While the top boob is often a wondrous and magical event to witness, when exhibited distastefully, it can be a horrible thing to bear. Paula Abdul’s quest for the coveted top boob ended in disaster at the Kid’s Choice Awards. Her boobs are so constrained they practically scream, “Paula please, I can’t breath, please let me go!” Ms. Abdul’s effort for a good top boob has lead to a sacrifice of the side boob, which is a definite no-no in boob presentation. Although Paula exhibits some cleavage, her boobs are obviously lodged in an unmovable position, hence what I have determined to be incomplete top boob that gives the illusion that there is a bird flying out of her sternum. For shame!


But let’s not just blame Ms. Abdul. Past carriers of awe-inspiring top boob can also be culprits of the forlorn exposition as is shown above. Now let’s see if you can pick out how our beloved Ms. Johansson has erred in obtaining what I call circus top boob. Constrained mammaries gasping for air...check. Illusion of flying bird protruding from sternum...check. Sacrifice of side boob...this is an interesting one because she still has side boob, but knowing the potential of her side boob and the obvious constraining of it in this image I will say...check. By the look on her face it even seems as if Ms. Johansson herself has the blunder in the back of her mind and can't wait to return to her normal splendid top boob of yesteryear.

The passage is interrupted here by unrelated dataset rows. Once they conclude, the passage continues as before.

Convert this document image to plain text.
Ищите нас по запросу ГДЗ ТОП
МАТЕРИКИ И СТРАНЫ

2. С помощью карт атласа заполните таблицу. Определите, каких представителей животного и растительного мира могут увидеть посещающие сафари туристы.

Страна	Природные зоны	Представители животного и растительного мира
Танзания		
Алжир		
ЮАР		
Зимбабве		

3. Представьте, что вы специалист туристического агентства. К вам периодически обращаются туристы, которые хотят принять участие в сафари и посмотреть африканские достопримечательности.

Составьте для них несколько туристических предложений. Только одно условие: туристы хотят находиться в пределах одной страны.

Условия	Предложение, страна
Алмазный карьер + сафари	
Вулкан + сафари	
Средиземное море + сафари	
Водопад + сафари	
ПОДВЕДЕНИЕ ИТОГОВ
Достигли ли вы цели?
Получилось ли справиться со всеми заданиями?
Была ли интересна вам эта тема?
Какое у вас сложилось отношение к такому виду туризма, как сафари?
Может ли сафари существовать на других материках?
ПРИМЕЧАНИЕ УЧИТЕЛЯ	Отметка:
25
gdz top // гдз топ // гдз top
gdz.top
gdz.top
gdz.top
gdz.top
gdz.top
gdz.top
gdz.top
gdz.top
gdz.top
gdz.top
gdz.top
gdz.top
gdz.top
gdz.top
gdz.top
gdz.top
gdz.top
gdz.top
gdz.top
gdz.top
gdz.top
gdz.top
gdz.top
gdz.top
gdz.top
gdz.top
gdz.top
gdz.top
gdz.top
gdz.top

It is not my wish to leave you with this image to close my venture into the wonderful world of top boob. Sometimes the top boob is so good, it can be obtained while our subject lays prostrate on the ground. Considered impossible in many circles, our old friend Ms. Anderson makes a return to demonstrate the horizontal top boob. Simply amazing.

In conclusion, there is undeniable reason top boob can be one of nature’s most sought after occasions: when witnessed in its most affable circumstances you are seeing something utterly unattainable. The cases presented in this piece simply do not occur in day to day life. These women do not exist in most habitats and civilizations, and to be honest, the top boob presented here is certainly not as good in reality as is revealed in these images. In addition to being airbrushed, duct-taped, and containing plastic parts, these women are self-loving, narcissistic and generally a pain in the ass, and I would warn anyone who encountered a top boob specimen in the natural environment. So please do not fret ladies, the top boob while wonderful in its entire splendor, has nothing to do with female perfection.